Final places of poetry

I put thirteen poems on the Places of Poetry map, and have so far blogged ten of them. Here are the remaining three.


LOOKING BACK

Centuries to keep
this castle state-of-the-art
that saw no action
till a Civil War slighting
felled its walls into the ground.

Our visit didn't
find the same guidebook as mine
nineteen years before,
but we both together thought
ruins of Cair Paravel.

I liked that guidebook's
leading me through room by time
then on to ramparts
for a vista of the whole.
That was in a work-bad year.


The castle in question is Helmsley Castle in North Yorkshire, and the guidebook that had so pleased me on an earlier visit is by Glyn Coppack.  

The poem was written in response to a prompt in Jo Bell's 52: write a poem a week. Start now. Keep going.  The prompt, in a chapter contributed by Helen Mort, was for a poem about a significant place out of doors.


MICHAEL DRAYTON AND I

(on reading Michael Drayton revisited by Jean Brink)
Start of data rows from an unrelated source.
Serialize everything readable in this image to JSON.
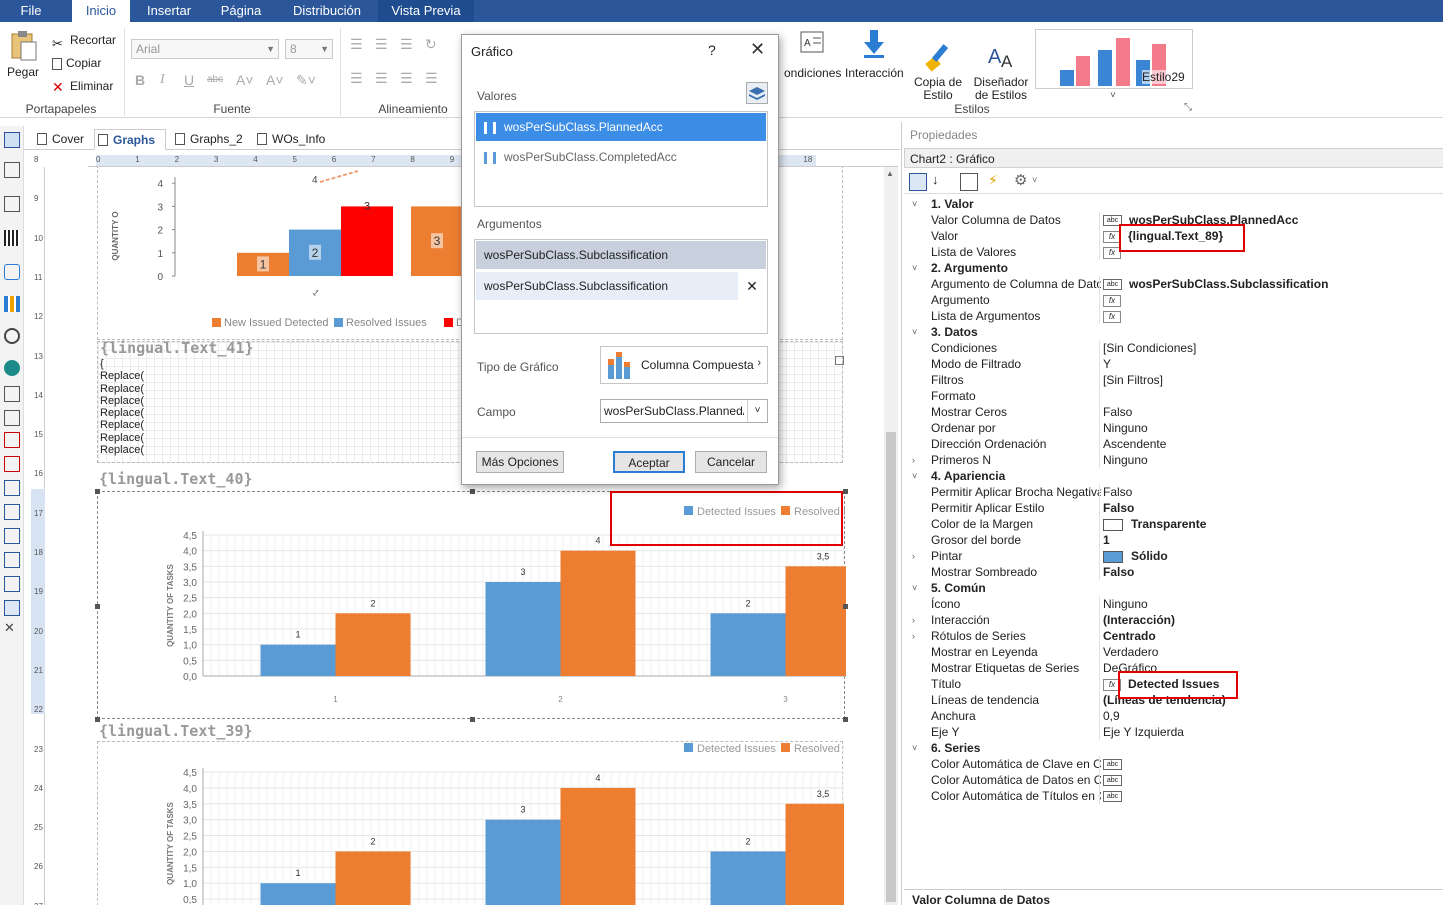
{
  "ribbon_tabs": [
    "File",
    "Inicio",
    "Insertar",
    "Página",
    "Distribución",
    "Vista Previa"
  ],
  "clipboard": {
    "paste": "Pegar",
    "cut": "Recortar",
    "copy": "Copiar",
    "delete": "Eliminar",
    "group": "Portapapeles"
  },
  "font": {
    "family": "Arial",
    "size": "8",
    "group": "Fuente",
    "bold": "B",
    "italic": "I",
    "underline": "U",
    "strike": "abc"
  },
  "alignment": {
    "group": "Alineamiento"
  },
  "styles": {
    "conditions": "ondiciones",
    "interaction": "Interacción",
    "copy_style": "Copia de\nEstilo",
    "designer": "Diseñador\nde Estilos",
    "preview_name": "Estilo29",
    "group": "Estilos"
  },
  "doc_tabs": [
    "Cover",
    "Graphs",
    "Graphs_2",
    "WOs_Info"
  ],
  "ruler_h": [
    "0",
    "1",
    "2",
    "3",
    "4",
    "5",
    "6",
    "7",
    "8",
    "9",
    "10",
    "11",
    "12",
    "13",
    "14",
    "15",
    "16",
    "17",
    "18"
  ],
  "ruler_v": [
    "8",
    "9",
    "10",
    "11",
    "12",
    "13",
    "14",
    "15",
    "16",
    "17",
    "18",
    "19",
    "20",
    "21",
    "22",
    "23",
    "24",
    "25",
    "26",
    "27"
  ],
  "bands": {
    "text41": "{lingual.Text_41}",
    "text40": "{lingual.Text_40}",
    "text39": "{lingual.Text_39}",
    "replace_lines": [
      "{",
      "Replace(",
      "Replace(",
      "Replace(",
      "Replace(",
      "Replace(",
      "Replace(",
      "Replace("
    ]
  },
  "chart_data": [
    {
      "type": "bar",
      "ylabel": "QUANTITY O",
      "categories": [
        "1"
      ],
      "ylim": [
        0,
        4
      ],
      "yticks": [
        "0",
        "1",
        "2",
        "3",
        "4"
      ],
      "series": [
        {
          "name": "New Issued Detected",
          "color": "#ed7d31",
          "bars": [
            {
              "x": 236,
              "y": 1,
              "label": "1"
            },
            {
              "x": 410,
              "y": 3,
              "label": "3"
            }
          ]
        },
        {
          "name": "Resolved Issues",
          "color": "#5b9bd5",
          "bars": [
            {
              "x": 288,
              "y": 2,
              "label": "2"
            }
          ]
        },
        {
          "name": "Diff",
          "color": "#ff0000",
          "bars": [
            {
              "x": 340,
              "y": 3,
              "label": "3"
            }
          ]
        }
      ],
      "legend": [
        "New Issued Detected",
        "Resolved Issues",
        "Diff"
      ],
      "annotation": "4"
    },
    {
      "type": "bar",
      "ylabel": "QUANTITY OF TASKS",
      "categories": [
        "1",
        "2",
        "3"
      ],
      "ylim": [
        0,
        4.5
      ],
      "yticks": [
        "0,0",
        "0,5",
        "1,0",
        "1,5",
        "2,0",
        "2,5",
        "3,0",
        "3,5",
        "4,0",
        "4,5"
      ],
      "series": [
        {
          "name": "Detected Issues",
          "color": "#5b9bd5",
          "values": [
            1,
            3,
            2
          ],
          "labels": [
            "1",
            "3",
            "2"
          ]
        },
        {
          "name": "Resolved Issues",
          "color": "#ed7d31",
          "values": [
            2,
            4,
            3.5
          ],
          "labels": [
            "2",
            "4",
            "3,5"
          ]
        }
      ],
      "legend": "top-right"
    },
    {
      "type": "bar",
      "ylabel": "QUANTITY OF TASKS",
      "categories": [
        "1",
        "2",
        "3"
      ],
      "ylim": [
        0,
        4.5
      ],
      "yticks": [
        "0,5",
        "1,0",
        "1,5",
        "2,0",
        "2,5",
        "3,0",
        "3,5",
        "4,0",
        "4,5"
      ],
      "series": [
        {
          "name": "Detected Issues",
          "color": "#5b9bd5",
          "values": [
            1,
            3,
            2
          ],
          "labels": [
            "1",
            "3",
            "2"
          ]
        },
        {
          "name": "Resolved Issues",
          "color": "#ed7d31",
          "values": [
            2,
            4,
            3.5
          ],
          "labels": [
            "2",
            "4",
            "3,5"
          ]
        }
      ],
      "legend": "top-right"
    }
  ],
  "dialog": {
    "title": "Gráfico",
    "help": "?",
    "close": "✕",
    "values_label": "Valores",
    "values": [
      "wosPerSubClass.PlannedAcc",
      "wosPerSubClass.CompletedAcc"
    ],
    "arguments_label": "Argumentos",
    "arguments": [
      "wosPerSubClass.Subclassification",
      "wosPerSubClass.Subclassification"
    ],
    "chart_type_label": "Tipo de Gráfico",
    "chart_type": "Columna Compuesta",
    "field_label": "Campo",
    "field": "wosPerSubClass.PlannedAcc",
    "more": "Más Opciones",
    "ok": "Aceptar",
    "cancel": "Cancelar"
  },
  "properties": {
    "title": "Propiedades",
    "object": "Chart2 : Gráfico",
    "footer": "Valor Columna de Datos",
    "rows": [
      {
        "t": "cat",
        "n": "1. Valor"
      },
      {
        "t": "p",
        "n": "Valor Columna de Datos",
        "v": "wosPerSubClass.PlannedAcc",
        "ic": "abc",
        "b": true
      },
      {
        "t": "p",
        "n": "Valor",
        "v": "{lingual.Text_89}",
        "ic": "fx",
        "b": true
      },
      {
        "t": "p",
        "n": "Lista de Valores",
        "v": "",
        "ic": "fx"
      },
      {
        "t": "cat",
        "n": "2. Argumento"
      },
      {
        "t": "p",
        "n": "Argumento de Columna de Datos",
        "v": "wosPerSubClass.Subclassification",
        "ic": "abc",
        "b": true
      },
      {
        "t": "p",
        "n": "Argumento",
        "v": "",
        "ic": "fx"
      },
      {
        "t": "p",
        "n": "Lista de Argumentos",
        "v": "",
        "ic": "fx"
      },
      {
        "t": "cat",
        "n": "3. Datos"
      },
      {
        "t": "p",
        "n": "Condiciones",
        "v": "[Sin Condiciones]"
      },
      {
        "t": "p",
        "n": "Modo de Filtrado",
        "v": "Y"
      },
      {
        "t": "p",
        "n": "Filtros",
        "v": "[Sin Filtros]"
      },
      {
        "t": "p",
        "n": "Formato",
        "v": ""
      },
      {
        "t": "p",
        "n": "Mostrar Ceros",
        "v": "Falso"
      },
      {
        "t": "p",
        "n": "Ordenar por",
        "v": "Ninguno"
      },
      {
        "t": "p",
        "n": "Dirección Ordenación",
        "v": "Ascendente"
      },
      {
        "t": "p",
        "n": "Primeros N",
        "v": "Ninguno",
        "e": true
      },
      {
        "t": "cat",
        "n": "4. Apariencia"
      },
      {
        "t": "p",
        "n": "Permitir Aplicar Brocha Negativa",
        "v": "Falso"
      },
      {
        "t": "p",
        "n": "Permitir Aplicar Estilo",
        "v": "Falso",
        "b": true
      },
      {
        "t": "p",
        "n": "Color de la Margen",
        "v": "Transparente",
        "b": true,
        "sw": "#ffffff"
      },
      {
        "t": "p",
        "n": "Grosor del borde",
        "v": "1",
        "b": true
      },
      {
        "t": "p",
        "n": "Pintar",
        "v": "Sólido",
        "b": true,
        "sw": "#5b9bd5",
        "e": true
      },
      {
        "t": "p",
        "n": "Mostrar Sombreado",
        "v": "Falso",
        "b": true
      },
      {
        "t": "cat",
        "n": "5. Común"
      },
      {
        "t": "p",
        "n": "Ícono",
        "v": "Ninguno"
      },
      {
        "t": "p",
        "n": "Interacción",
        "v": "(Interacción)",
        "b": true,
        "e": true
      },
      {
        "t": "p",
        "n": "Rótulos de Series",
        "v": "Centrado",
        "b": true,
        "e": true
      },
      {
        "t": "p",
        "n": "Mostrar en Leyenda",
        "v": "Verdadero"
      },
      {
        "t": "p",
        "n": "Mostrar Etiquetas de Series",
        "v": "DeGráfico"
      },
      {
        "t": "p",
        "n": "Título",
        "v": "Detected Issues",
        "ic": "fx",
        "b": true
      },
      {
        "t": "p",
        "n": "Líneas de tendencia",
        "v": "(Líneas de tendencia)",
        "b": true
      },
      {
        "t": "p",
        "n": "Anchura",
        "v": "0,9"
      },
      {
        "t": "p",
        "n": "Eje Y",
        "v": "Eje Y Izquierda"
      },
      {
        "t": "cat",
        "n": "6. Series"
      },
      {
        "t": "p",
        "n": "Color Automática de Clave en Colun",
        "v": "",
        "ic": "abc"
      },
      {
        "t": "p",
        "n": "Color Automática de Datos en Colur",
        "v": "",
        "ic": "abc"
      },
      {
        "t": "p",
        "n": "Color Automática de Títulos en Colu",
        "v": "",
        "ic": "abc"
      }
    ]
  },
  "colors": {
    "accent": "#2b579a",
    "blue": "#5b9bd5",
    "orange": "#ed7d31",
    "red": "#ff0000",
    "highlight": "#e00000"
  }
}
They tell us now that Polesworth never was
remembered village to the poet Drayton.
Move just a little, read him cause by cause,
and see the Goodere idyll first unstraighten,
then vanish like cloud-streets. I spurned the good
in my remembered village at first dare,
age five or six: replanned it new Nutwood,
gave people roles round me as Rupert Bear,
and told them so. But nobody enjoyed
co-option in this way by such a lad.
My parents were embarrassed and annoyed.
I had some explanation from my Dad.
Patrons miscast in myth and golden age;
Drayton did that, older than I, little more sage.


Polesworth is the Warwickshire village where Michael Drayton (1563-1631) may or may not have grown up. In 1580, he was in service to Thomas Goodere at Collingham in Nottinghamshire. Nineteenth and twentieth-century scholars, on the basis of scattered allusions, in his poems and dedications, to Polesworth and its River Anker, conjectured that he might have been intimate with the Polesworth branch of Goodere's family. Jean Brink's book, published in 1990, casts doubt on those speculations.

The poem was written in 2008, my entry in a competition for work to be included in the Polesworth Poets' Trail. Entering a poem on doubts about the basis for that enterprise wasn't really a good idea.

The third poem is a piece of reporting, written in 2004. 


AN ACCOUNT ON A TRAIN

The boys quizzed him about his family:
his sister, twenty-one, brother in prison
for murder, fifteen years, somehow missed thirty,
for a debt of around five hundred pounds –
a gang from Milton Keynes, and gypsies. Who owed whom?
which was which? "Gypsies, they're hard," the boys said.
That on my left, across the carriage. Rightwards,
window, and tracks, and other tracks disused,
with gantries over them, hanging no cables,
then trees between the gantries, then big trees.
Welcome to Northampton, home of the Saints.

An anti-Adlestrop! OK,
I know it happens every day,
but commonly when I'm not there;

excuse my noting it as rare.


I imagine I would irritate readers if I included explanations of Cair Paravel, Rupert Bear, and Adlestrop.  If you're reading this online, you can look them up there.